Z tym poziomem ascezy mogę się nawet porównać. Wracając z Francji, po trzech latach pobytu, mogliśmy przewieźć do 1300 butelek wina. Wykazaliśmy się podobnym umiarkowaniem, bo nazbierało się ich tylko osiemset pięćdziesiąt. Z jedną różnicą; za wino i cło płaciliśmy sami.
To jednak nie koniec – pensja na tej pozycji wynosi obecnie $351,600 włączając cowidową podwyżkę za, jak można sądzić, wysiłki heroiczne, w wysokości $48,800. Podaję – cytując Canadian Taxpayers Federation.
Powoli wchodzimy w tutejszy rytm rzeczy przyjemnych. Spacery wzdłuż plaży są coraz dłuższe, aż w końcu dochodzimy do falochronu w Cambrils; cztery kilometry w każdą stronę. To też okazja do wspólnego różańca. Rycerski obowiązek, plus wiele intencji, w tym za Leonida, syna Włodzimierza.
Ja w weekendy umawiam się z Januszem na rower. O siódmej trzydzieści, jest jeszcze prawie ciemno, ale na ścieżce rowerowej wzdłuż plaży jest jaśniej, a co najważniejsze prawie pusto. Jesteśmy świadkami wschodu słońca nad morzem, jest więc na co popatrzeć.
Pod koniec pobytu moja aplikacja Strava pokaże ok. 900 kilometrów. Czy dojdę w tym roku choćby do tysiąca?
Gdzieś po tygodniu kończy się nam jednak energia do zmywania ręcznego i pomysł zakupu zmywarki kompletnie nieznanej marki, ale za połowę poprzedniej ceny, spotyka się z pełnym aplauzem.
Zamawiamy i przywożą ją za dwa dni. Niby wszystko podobne, ale chyba brak cyklu suszenia pod koniec mycia. Wąż dopływowy nie ma też zabezpieczenia, podobnego do Boscha, na wypadek nieszczelności na dopływie wody. Jak jednak zrobić zmywarkę, która po przejściu przez pośredników kosztuje 320 Euro i ma trzy lata gwarancji? Zobaczymy na ile starczy?
W międzyczasie dowiadujemy się, że Pani Magda, nasza znajoma z Toronto, wybiera się na pielgrzymkę do Santiago de Compostela. Trasa z Porto do Santiago to ok. 250 km. Mamy nadzieję kontaktować się z nią w trakcie Camino.
Nie wszystko ma jednak charakter sielanki. Pani Basi przyplątuje się grypa.
Nasze ostatnie wyjazdy ubezpieczamy w AXA. Teraz okazja, aby sprawdzić, jak to działa?

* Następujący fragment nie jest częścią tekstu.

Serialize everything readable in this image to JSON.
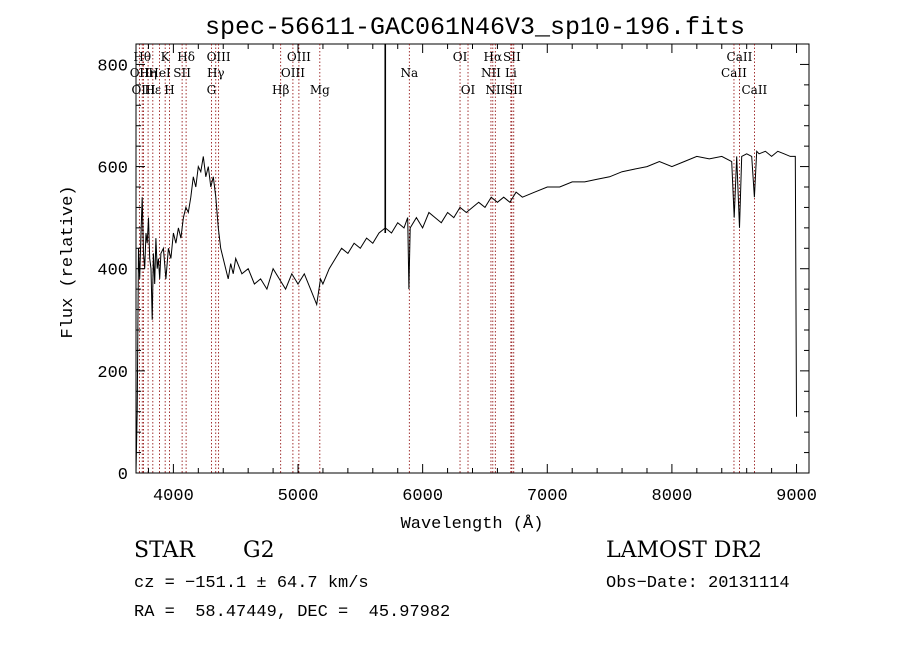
{
  "chart_data": {
    "type": "line",
    "title": "spec-56611-GAC061N46V3_sp10-196.fits",
    "xlabel": "Wavelength (Å)",
    "ylabel": "Flux (relative)",
    "xlim": [
      3700,
      9100
    ],
    "ylim": [
      0,
      840
    ],
    "xticks": [
      4000,
      5000,
      6000,
      7000,
      8000,
      9000
    ],
    "yticks": [
      0,
      200,
      400,
      600,
      800
    ],
    "grid": false,
    "line_color": "#000000",
    "marker_color": "#8b0000",
    "series": [
      {
        "x": [
          3700,
          3710,
          3720,
          3730,
          3740,
          3750,
          3760,
          3770,
          3780,
          3790,
          3800,
          3810,
          3820,
          3830,
          3840,
          3850,
          3860,
          3870,
          3880,
          3890,
          3900,
          3920,
          3940,
          3960,
          3980,
          4000,
          4020,
          4040,
          4060,
          4080,
          4100,
          4120,
          4140,
          4160,
          4180,
          4200,
          4220,
          4240,
          4260,
          4280,
          4300,
          4320,
          4340,
          4360,
          4380,
          4400,
          4420,
          4440,
          4460,
          4480,
          4500,
          4550,
          4600,
          4650,
          4700,
          4750,
          4800,
          4850,
          4900,
          4950,
          5000,
          5050,
          5100,
          5150,
          5180,
          5200,
          5250,
          5300,
          5350,
          5400,
          5450,
          5500,
          5550,
          5600,
          5650,
          5700,
          5750,
          5800,
          5850,
          5880,
          5890,
          5900,
          5950,
          6000,
          6050,
          6100,
          6150,
          6200,
          6250,
          6300,
          6350,
          6400,
          6450,
          6500,
          6550,
          6600,
          6650,
          6700,
          6750,
          6800,
          6900,
          7000,
          7100,
          7200,
          7300,
          7400,
          7500,
          7600,
          7700,
          7800,
          7900,
          8000,
          8100,
          8200,
          8300,
          8400,
          8480,
          8500,
          8520,
          8542,
          8560,
          8600,
          8640,
          8662,
          8680,
          8700,
          8750,
          8800,
          8850,
          8900,
          8950,
          8990,
          9000
        ],
        "y": [
          0,
          120,
          440,
          380,
          470,
          540,
          430,
          400,
          470,
          450,
          500,
          420,
          400,
          300,
          430,
          370,
          460,
          400,
          420,
          380,
          430,
          440,
          380,
          440,
          420,
          470,
          450,
          480,
          460,
          500,
          520,
          510,
          540,
          580,
          560,
          600,
          590,
          620,
          580,
          600,
          560,
          580,
          540,
          480,
          440,
          420,
          400,
          380,
          410,
          390,
          420,
          390,
          400,
          370,
          380,
          360,
          400,
          380,
          360,
          390,
          370,
          390,
          360,
          330,
          380,
          370,
          400,
          420,
          440,
          430,
          450,
          440,
          460,
          450,
          470,
          480,
          470,
          490,
          480,
          500,
          360,
          480,
          500,
          480,
          510,
          500,
          490,
          510,
          500,
          520,
          510,
          520,
          530,
          520,
          540,
          530,
          540,
          530,
          550,
          540,
          550,
          560,
          560,
          570,
          570,
          575,
          580,
          590,
          595,
          600,
          610,
          600,
          610,
          620,
          615,
          620,
          610,
          500,
          620,
          480,
          620,
          625,
          620,
          540,
          630,
          625,
          630,
          620,
          630,
          625,
          620,
          620,
          110
        ]
      }
    ],
    "lines": [
      {
        "label": "OII",
        "x": 3727,
        "row": 2
      },
      {
        "label": "Hθ",
        "x": 3750,
        "row": 1
      },
      {
        "label": "OIII",
        "x": 3760,
        "row": 3
      },
      {
        "label": "Hη",
        "x": 3797,
        "row": 2
      },
      {
        "label": "Hε",
        "x": 3835,
        "row": 3
      },
      {
        "label": "K",
        "x": 3934,
        "row": 1
      },
      {
        "label": "HeI",
        "x": 3889,
        "row": 2
      },
      {
        "label": "H",
        "x": 3969,
        "row": 3
      },
      {
        "label": "SII",
        "x": 4070,
        "row": 2
      },
      {
        "label": "Hδ",
        "x": 4102,
        "row": 1
      },
      {
        "label": "Hγ",
        "x": 4340,
        "row": 2
      },
      {
        "label": "G",
        "x": 4305,
        "row": 3
      },
      {
        "label": "OIII",
        "x": 4363,
        "row": 1
      },
      {
        "label": "Hβ",
        "x": 4861,
        "row": 3
      },
      {
        "label": "OIII",
        "x": 4959,
        "row": 2
      },
      {
        "label": "OIII",
        "x": 5007,
        "row": 1
      },
      {
        "label": "Mg",
        "x": 5175,
        "row": 3
      },
      {
        "label": "Na",
        "x": 5893,
        "row": 2
      },
      {
        "label": "OI",
        "x": 6300,
        "row": 1
      },
      {
        "label": "OI",
        "x": 6364,
        "row": 3
      },
      {
        "label": "NII",
        "x": 6548,
        "row": 2
      },
      {
        "label": "Hα",
        "x": 6563,
        "row": 1
      },
      {
        "label": "NII",
        "x": 6583,
        "row": 3
      },
      {
        "label": "SII",
        "x": 6716,
        "row": 1
      },
      {
        "label": "Li",
        "x": 6708,
        "row": 2
      },
      {
        "label": "SII",
        "x": 6731,
        "row": 3
      },
      {
        "label": "CaII",
        "x": 8498,
        "row": 2
      },
      {
        "label": "CaII",
        "x": 8542,
        "row": 1
      },
      {
        "label": "CaII",
        "x": 8662,
        "row": 3
      }
    ],
    "vertical_marker_x": 5700
  },
  "footer": {
    "object_class": "STAR",
    "subclass": "G2",
    "survey": "LAMOST DR2",
    "redshift_text": "cz = −151.1 ± 64.7 km/s",
    "obs_date_text": "Obs−Date: 20131114",
    "coords_text": "RA =  58.47449, DEC =  45.97982"
  }
}
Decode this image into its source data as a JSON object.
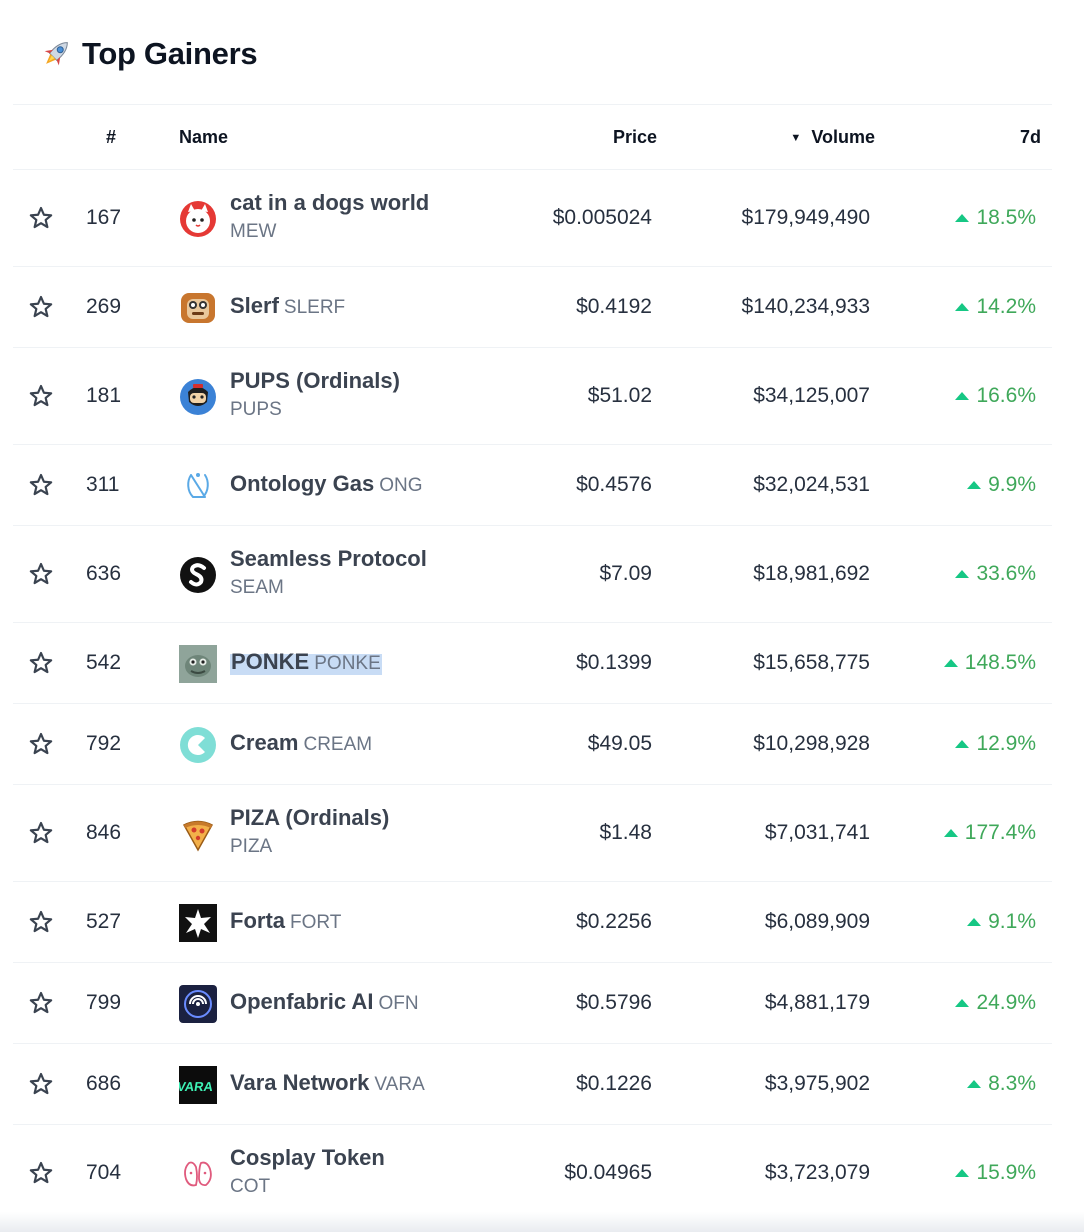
{
  "title": "Top Gainers",
  "colors": {
    "green": "#16c784",
    "text": "#0d1421",
    "muted": "#6b7585",
    "highlight": "#c8dcf5"
  },
  "header": {
    "rank": "#",
    "name": "Name",
    "price": "Price",
    "volume": "Volume",
    "change": "7d",
    "sort_icon": "sort-desc-icon"
  },
  "rows": [
    {
      "rank": "167",
      "name": "cat in a dogs world",
      "symbol": "MEW",
      "price": "$0.005024",
      "volume": "$179,949,490",
      "change": "18.5%",
      "icon": "mew-logo"
    },
    {
      "rank": "269",
      "name": "Slerf",
      "symbol": "SLERF",
      "price": "$0.4192",
      "volume": "$140,234,933",
      "change": "14.2%",
      "icon": "slerf-logo"
    },
    {
      "rank": "181",
      "name": "PUPS (Ordinals)",
      "symbol": "PUPS",
      "price": "$51.02",
      "volume": "$34,125,007",
      "change": "16.6%",
      "icon": "pups-logo"
    },
    {
      "rank": "311",
      "name": "Ontology Gas",
      "symbol": "ONG",
      "price": "$0.4576",
      "volume": "$32,024,531",
      "change": "9.9%",
      "icon": "ong-logo"
    },
    {
      "rank": "636",
      "name": "Seamless Protocol",
      "symbol": "SEAM",
      "price": "$7.09",
      "volume": "$18,981,692",
      "change": "33.6%",
      "icon": "seam-logo"
    },
    {
      "rank": "542",
      "name": "PONKE",
      "symbol": "PONKE",
      "price": "$0.1399",
      "volume": "$15,658,775",
      "change": "148.5%",
      "icon": "ponke-logo"
    },
    {
      "rank": "792",
      "name": "Cream",
      "symbol": "CREAM",
      "price": "$49.05",
      "volume": "$10,298,928",
      "change": "12.9%",
      "icon": "cream-logo"
    },
    {
      "rank": "846",
      "name": "PIZA (Ordinals)",
      "symbol": "PIZA",
      "price": "$1.48",
      "volume": "$7,031,741",
      "change": "177.4%",
      "icon": "piza-logo"
    },
    {
      "rank": "527",
      "name": "Forta",
      "symbol": "FORT",
      "price": "$0.2256",
      "volume": "$6,089,909",
      "change": "9.1%",
      "icon": "forta-logo"
    },
    {
      "rank": "799",
      "name": "Openfabric AI",
      "symbol": "OFN",
      "price": "$0.5796",
      "volume": "$4,881,179",
      "change": "24.9%",
      "icon": "ofn-logo"
    },
    {
      "rank": "686",
      "name": "Vara Network",
      "symbol": "VARA",
      "price": "$0.1226",
      "volume": "$3,975,902",
      "change": "8.3%",
      "icon": "vara-logo"
    },
    {
      "rank": "704",
      "name": "Cosplay Token",
      "symbol": "COT",
      "price": "$0.04965",
      "volume": "$3,723,079",
      "change": "15.9%",
      "icon": "cot-logo"
    }
  ]
}
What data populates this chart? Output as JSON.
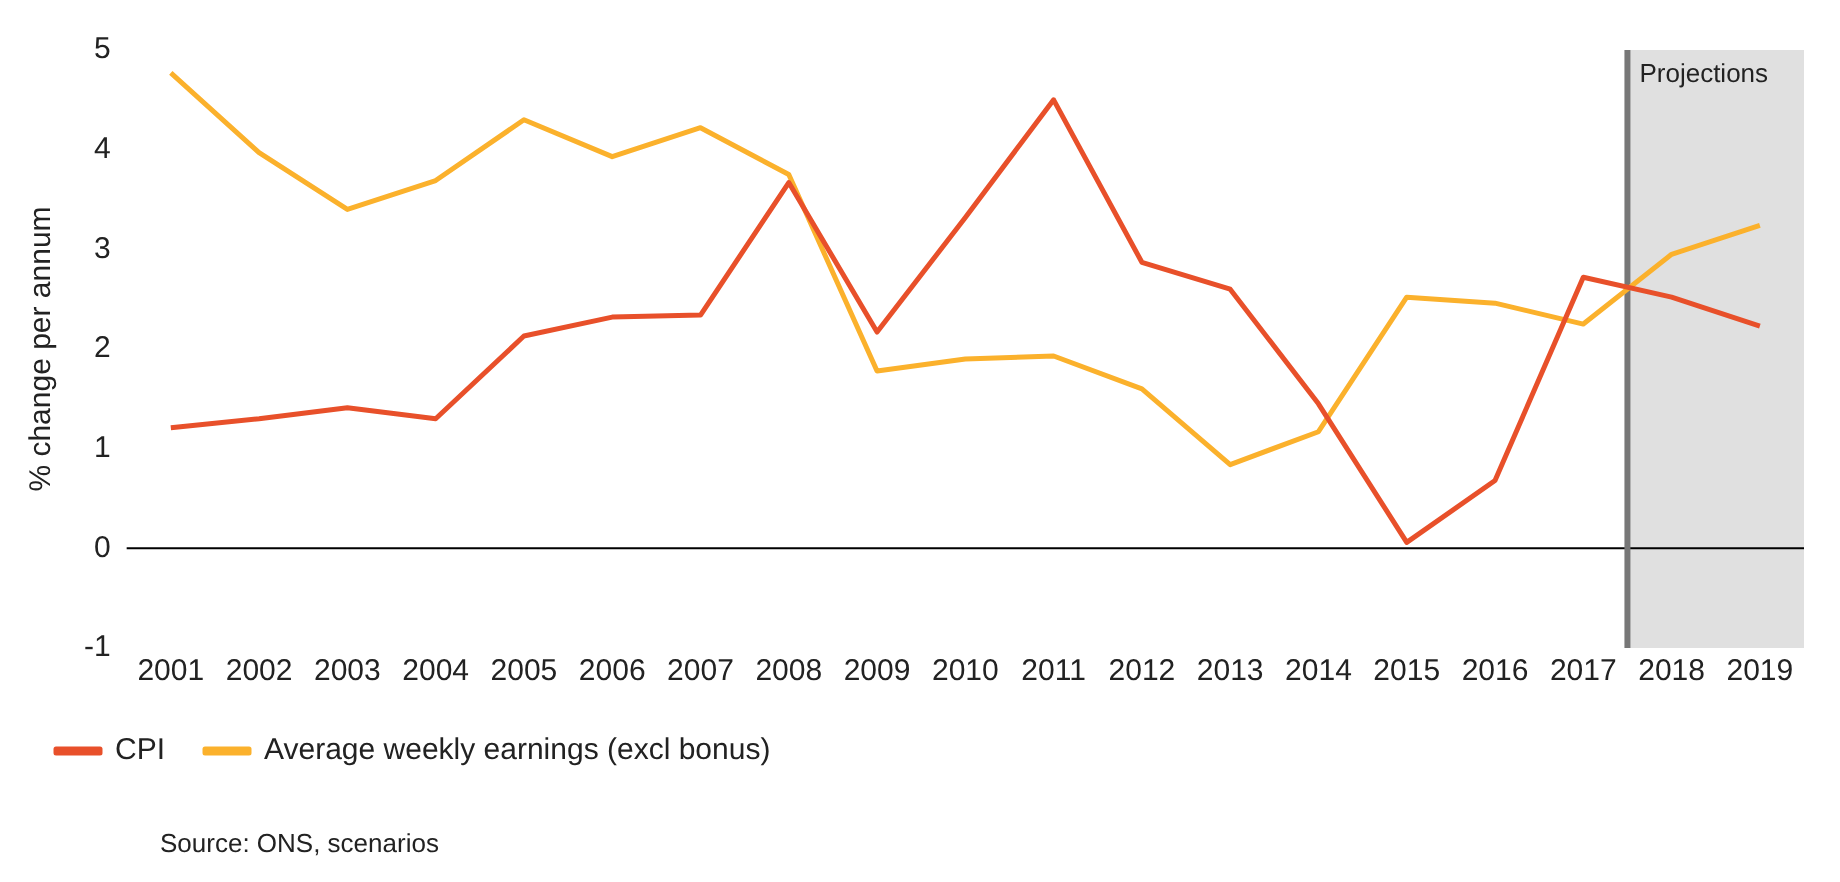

O dziwo, przychodnia którą znamy, jest na liście ubezpieczenia, nawet nie musimy płacić za wizytę, przelew będzie bezpośredni. Na dodatek, agentka oznajmia, że przysługuje nam taksówka, ale odpowiadamy, że pójdziemy piechotą.
Kończy się na antybiotyku, ale grypsko będzie ją męczyć jeszcze po przyjeździe do Polski.
Ogólnie widać, że samopoczucie Pani Basi nie jest najlepsze. Zasolenie morza i obecność jodu nie są porównywalne z Bałtykiem, ale i tak odbijają się to jej samopoczuciu.
Dodatkowy problem, to wyjazd do Paryża na początku listopada. Tego nie da się przełożyć, a nie wiadomo w jakiej będziemy w formie? Nawet jeszcze nie mamy biletów.
Wiem, że Pani Basia też się nad tym zastanawia. Dla niej to dodatkowa podróż samolotem, i to w krótkim odstępie czasu, a my już wiemy co zator płucny.
Mamy wiadomości z New Jersey. Otóż Wiktor oświadczył się swej dziewczynie tuż przed ich podróżą do Francji. Okazuje się, że młodzi utrzymali ten fakt w tajemnicy i powiadomili rodziców chyba dopiero z lotniska. Patryk robił im pierścionek zaręczynowy więc my coś o tym już słyszeliśmy. Kolejną niespodzianką jest data ślubu, bo przypada gdzieś koło naszego powrotu z Europy i będziemy się gimnastykować jak te terminy pogodzić.
O samym wyjeździe młodych do Francji wiedzieliśmy wcześniej i nawet przygotowałem dla Wiktora krótki przewodnik po Szampanii. Odpisze do nas po wizycie w Verzenay.
Verzenay może nie być znane przeciętnemu śmiertelnikowi, ale w klasyfikacji win szampańskich zajmuje istotne miejsce. Jest jedną z siedemnastu wiosek, które są sklasyfikowane na najwyższym poziomie, czyli Grand Cru. Młodzi degustowali szampana właśnie tam, u producenta Labruyer.
Nagle przypominamy sobie, że już dawno zgłosiliśmy problem z telewizją. Ponownie idziemy do administracji. Mamy szczęście, bo właściwy specjalista jest akurat w okolicy. Po pół godzinie odzyskujemy dostęp do kanałów.
W Paryżu trzy dni strajków, akurat w momencie, kiedy Małgosia z Andrzejem szykują się do przylotu do Barcelony. Byliśmy umówieni na piątek wieczorem, a oni rano dostali maila od linii lotniczych, że ich lot przeniesiono na niedzielę.
To nie koniec. Niedziela to dzień wyborów. Zawczasu umówiliśmy się, że pojedziemy głosować do konsulatu w Barcelonie i mamy nawet wydrukowane stosowne formy rejestracyjne.
Robercik ostudza nasz zapał. Akurat w czasie poprzednich wyborów oprowadzał polskie grupy turystyczne po Barcelonie. Ponieważ polscy turyści chcieli zagłosować, podjechali autobusem pod konsulat. Po czterdziestu minutach kolejka nawet nie drgnęła. My też już dostaliśmy z konsulatu maila ostrzegającego przed długimi kolejkami. Nie możemy narażać Pani Basi, a kilkugodzinna wędrówka z bagażami naszych gości po Barcelonie też nie wydaje się najlepszym pomysłem.
Tak więc nie wykonamy planu wyborczego. Jest dla nas zbyt skomplikowany.
Andrzejowie przyjeżdżają w niedzielę po południu. Tradycyjne wyjście ze polską grupą znajomych, po mszy w Santa Maria del Mar, odwlecze się do następnej niedzieli i odbędzie się już bez nas.
Jeszcze w sobotę mieliśmy pójść wspólnie na „Tapas” do Blaumar Cafe, przy głównym deptaku. Idziemy jedynie z Małgosią i Januszem. Takiej okazji marnować nie można, nawet jeśli wszyscy nie mogą być obecni.
Za to z paryżanami, w czwórkę, dochodzimy plażą aż do Cambrils. W trakcie spaceru odmawiamy wspólnie rycerski różaniec.
We wtorek rano Małgosia i Andrzej odprowadzają nas do autobusu. Po drodze następny różaniec w intencji pomyślnego lotu.